There are insurers and insurance practitioners of every persuasion.

Inconsistencies
Perhaps more significant are the inconsistencies across the insurance sector and within individual companies: inconsistencies in attitude and in execution.

At case level, too, handling can vary according to the circumstances of the claim and the situation of the defendants.

Pressure on resources and bureaucratic decision processes conspire all too frequently to thwart the claims manager.

It has always been good practice to take

a view at an early stage of liability specifically and quantum generally and to plan the subsequent handling of the claim on this basis.

Wherever there are likely to be issues between the parties, it is important to secure the evidence that underpins your own view or undermines the other side's.

Evidence that will be lost or will go stale must be captured early on.

Having said that, delays or ineffectual claims handling were commonplace, in part because generalised pleadings and extendable timescales allowed the parties and in particular the defence the opportunity to cobble together something before trial.

Discovery, too, could be abused to compensate for lack of effective investigation.

The Woolf changes have demolished these safety nets for the dilatory defendant.

Any case to be made has to be made within the timescales and must be based on the evidence which will be adduced on the issues on which the claim will turn.

If the evidence is not there it cannot be used and the case cannot be made.

There is no sign that judges or litigants are inclined to be flexible on this point.

It is important that any expert is instructed specifically in relation to the issues upon which the case will turn.
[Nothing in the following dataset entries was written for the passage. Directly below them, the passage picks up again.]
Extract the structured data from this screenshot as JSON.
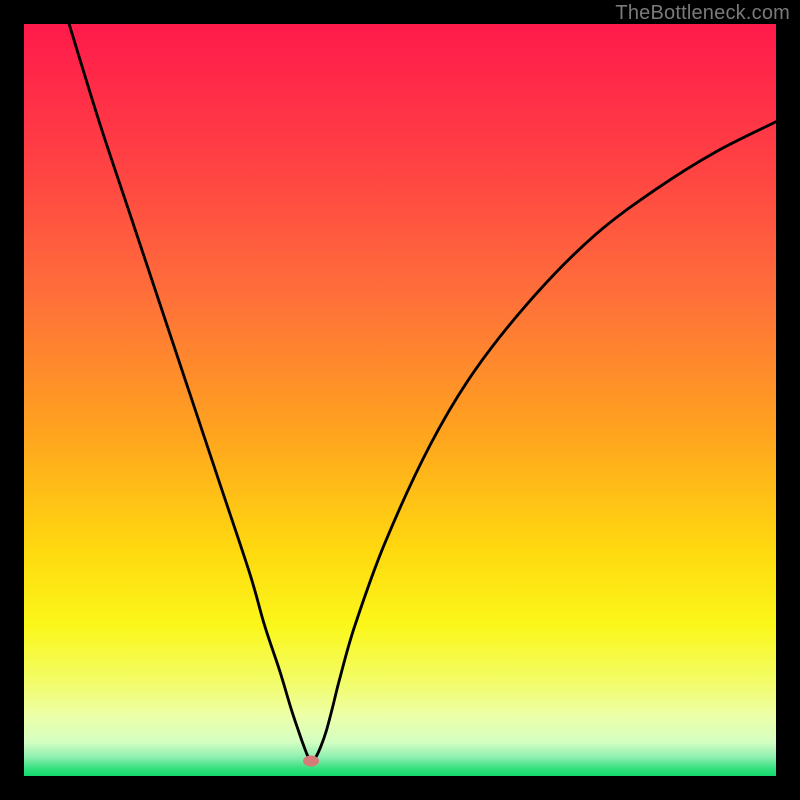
{
  "watermark": {
    "text": "TheBottleneck.com"
  },
  "chart_data": {
    "type": "line",
    "title": "",
    "xlabel": "",
    "ylabel": "",
    "xlim": [
      0,
      100
    ],
    "ylim": [
      0,
      100
    ],
    "grid": false,
    "legend": false,
    "series": [
      {
        "name": "bottleneck-curve",
        "color": "#000000",
        "x": [
          6,
          10,
          14,
          18,
          22,
          26,
          30,
          32,
          34,
          35.5,
          36.5,
          37.2,
          37.8,
          38.2,
          38.8,
          39.5,
          40.2,
          41,
          42,
          44,
          48,
          54,
          60,
          68,
          76,
          84,
          92,
          100
        ],
        "y": [
          100,
          87,
          75,
          63,
          51,
          39,
          27,
          20,
          14,
          9,
          6,
          4,
          2.5,
          2,
          2.5,
          4,
          6,
          9,
          13,
          20,
          31,
          44,
          54,
          64,
          72,
          78,
          83,
          87
        ]
      }
    ],
    "marker": {
      "x_pct": 38.2,
      "y_pct": 2,
      "color": "#d77b78"
    },
    "background_gradient": {
      "stops": [
        {
          "offset": 0.0,
          "color": "#ff1a4b"
        },
        {
          "offset": 0.18,
          "color": "#ff4044"
        },
        {
          "offset": 0.36,
          "color": "#ff6f3a"
        },
        {
          "offset": 0.54,
          "color": "#ffa21f"
        },
        {
          "offset": 0.7,
          "color": "#ffd90f"
        },
        {
          "offset": 0.8,
          "color": "#fbf71a"
        },
        {
          "offset": 0.87,
          "color": "#f3fc62"
        },
        {
          "offset": 0.92,
          "color": "#ecffa8"
        },
        {
          "offset": 0.955,
          "color": "#d4ffc2"
        },
        {
          "offset": 0.975,
          "color": "#8eefb0"
        },
        {
          "offset": 0.99,
          "color": "#35e07f"
        },
        {
          "offset": 1.0,
          "color": "#13d96b"
        }
      ]
    }
  }
}
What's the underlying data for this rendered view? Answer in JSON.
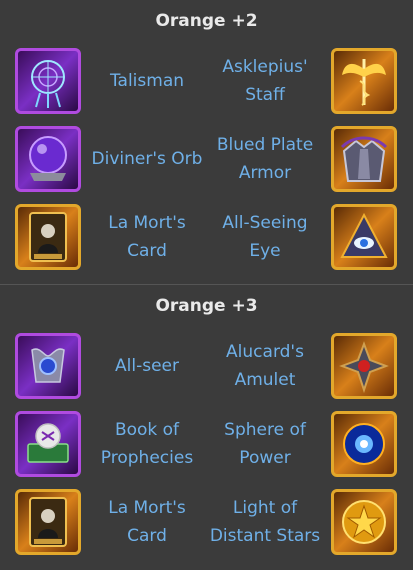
{
  "sections": [
    {
      "title": "Orange +2",
      "rows": [
        {
          "left": {
            "name": "Talisman",
            "icon": "dreamcatcher-talisman-icon",
            "frame": "purple"
          },
          "right": {
            "name": "Asklepius'\nStaff",
            "icon": "winged-staff-icon",
            "frame": "gold"
          }
        },
        {
          "left": {
            "name": "Diviner's Orb",
            "icon": "crystal-orb-icon",
            "frame": "purple"
          },
          "right": {
            "name": "Blued Plate\nArmor",
            "icon": "plate-armor-icon",
            "frame": "gold"
          }
        },
        {
          "left": {
            "name": "La Mort's\nCard",
            "icon": "death-tarot-card-icon",
            "frame": "gold"
          },
          "right": {
            "name": "All-Seeing\nEye",
            "icon": "pyramid-eye-icon",
            "frame": "gold"
          }
        }
      ]
    },
    {
      "title": "Orange +3",
      "rows": [
        {
          "left": {
            "name": "All-seer",
            "icon": "winged-eye-orb-icon",
            "frame": "purple"
          },
          "right": {
            "name": "Alucard's\nAmulet",
            "icon": "spiked-amulet-icon",
            "frame": "gold"
          }
        },
        {
          "left": {
            "name": "Book of\nProphecies",
            "icon": "prophecy-book-icon",
            "frame": "purple"
          },
          "right": {
            "name": "Sphere of\nPower",
            "icon": "power-sphere-icon",
            "frame": "gold"
          }
        },
        {
          "left": {
            "name": "La Mort's\nCard",
            "icon": "death-tarot-card-icon",
            "frame": "gold"
          },
          "right": {
            "name": "Light of\nDistant Stars",
            "icon": "golden-star-coin-icon",
            "frame": "gold"
          }
        }
      ]
    }
  ],
  "colors": {
    "background": "#3b3b3b",
    "title": "#e9e9e9",
    "item_text": "#6fb0e8",
    "purple_frame": "#b04be0",
    "gold_frame": "#e3a82b"
  }
}
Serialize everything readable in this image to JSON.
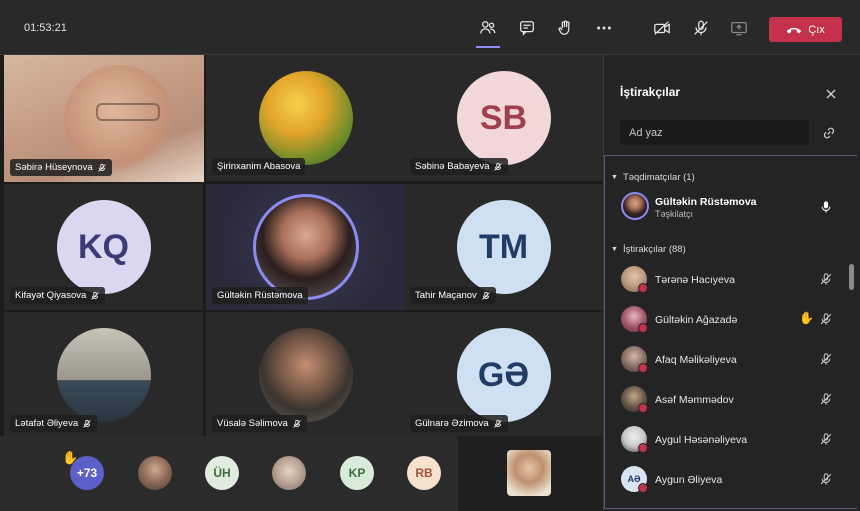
{
  "header": {
    "timer": "01:53:21",
    "leave_label": "Çıx",
    "accent": "#8b8cf0",
    "leave_color": "#c4314b"
  },
  "tiles": [
    {
      "name": "Səbirə Hüseynova",
      "type": "video",
      "color": "#c7a48a"
    },
    {
      "name": "Şirinxanim Abasova",
      "type": "photo",
      "color": "#e3a52a"
    },
    {
      "name": "Səbinə Babayeva",
      "type": "initials",
      "initials": "SB",
      "color": "#f2d7d9",
      "text_color": "#a0404e"
    },
    {
      "name": "Kifayət Qiyasova",
      "type": "initials",
      "initials": "KQ",
      "color": "#dcd7f0",
      "text_color": "#3d3a78"
    },
    {
      "name": "Gültəkin Rüstəmova",
      "type": "photo",
      "color": "#6b4a3e",
      "highlight": true
    },
    {
      "name": "Tahir Maçanov",
      "type": "initials",
      "initials": "TM",
      "color": "#cfe0f2",
      "text_color": "#1f3b66"
    },
    {
      "name": "Lətafət Əliyeva",
      "type": "photo",
      "color": "#b4b0a8"
    },
    {
      "name": "Vüsalə Səlimova",
      "type": "photo",
      "color": "#5a5048"
    },
    {
      "name": "Gülnarə Əzimova",
      "type": "initials",
      "initials": "GƏ",
      "color": "#cfe0f2",
      "text_color": "#1f3b66"
    }
  ],
  "strip": {
    "overflow_count": "+73",
    "avatars": [
      {
        "initials": "",
        "color": "#8a6a58"
      },
      {
        "initials": "ÜH",
        "color": "#e0ece0",
        "text_color": "#3d6b3d"
      },
      {
        "initials": "",
        "color": "#b7a294"
      },
      {
        "initials": "KP",
        "color": "#d9ecd9",
        "text_color": "#3d6b3d"
      },
      {
        "initials": "RB",
        "color": "#f6e1cf",
        "text_color": "#a0553a"
      }
    ]
  },
  "roster": {
    "title": "İştirakçılar",
    "search_placeholder": "Ad yaz",
    "presenters_label": "Təqdimatçılar (1)",
    "presenter": {
      "name": "Gültəkin Rüstəmova",
      "role": "Təşkilatçı"
    },
    "attendees_label": "İştirakçılar (88)",
    "attendees": [
      {
        "name": "Tərানə Hacıyeva",
        "initials": "",
        "color": "#b89a7e",
        "hand": false
      },
      {
        "name": "Gültəkin Ağazadə",
        "initials": "",
        "color": "#a45a6a",
        "hand": true
      },
      {
        "name": "Afaq Məlikəliyeva",
        "initials": "",
        "color": "#8a7068",
        "hand": false
      },
      {
        "name": "Asəf Məmmədov",
        "initials": "",
        "color": "#6a5a4a",
        "hand": false
      },
      {
        "name": "Aygul Həsənəliyeva",
        "initials": "",
        "color": "#c8c8c8",
        "hand": false
      },
      {
        "name": "Aygun Əliyeva",
        "initials": "AƏ",
        "color": "#d8e4f2",
        "text_color": "#1f3b66",
        "hand": false
      }
    ]
  }
}
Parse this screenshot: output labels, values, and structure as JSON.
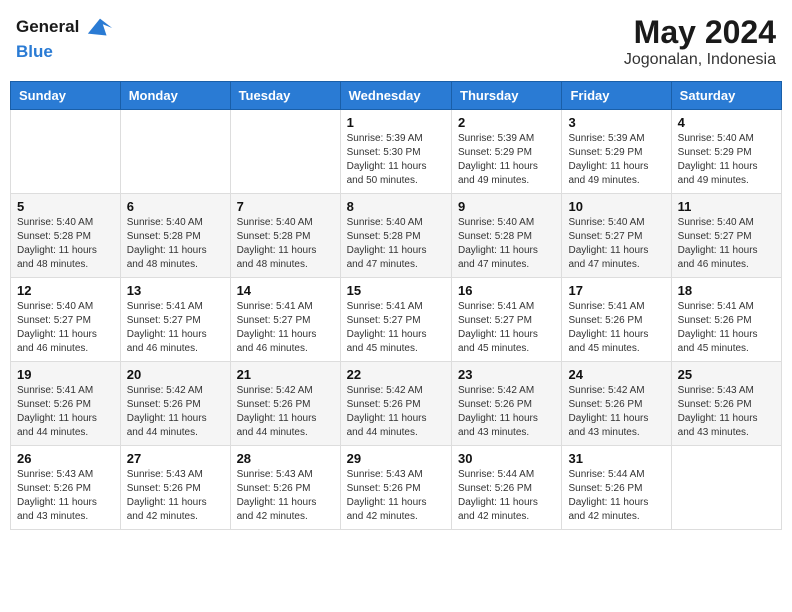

Before agreeing to Joint Instructions, defendants should make it a condition that those Instructions incorporate their specific requirements.

This conditional acceptance should be put in writing, so that if the other side objects and the defence is forced to appoint its own expert, this becomes a costs issue raised before the Court.

Another innovation with which we are now grappling is the entitlement to serve questions upon the expert in relation to his report.

Questions of "clarification" are permitted and I have heard it said that this does not extend to cross-examination of the expert in writing.

I submit that if the report is not clear upon precisely what act or omission caused the damage, upon why this should be considered negligent, upon the facts which led the expert to his conclusion and upon the evidence of those facts then precise questions about these points are questions of "clarification".

Defendants can now come under early pressure on receipt of an Offer to Settle. They can apply pressure in the same way. But it is impossible to position yourself securely in relation to Offers to Settle without a sound view of the case.

Gathering that evidence, sufficient to take an early view of the claim upon which you may well have to found your settlement, is now a critical success factor.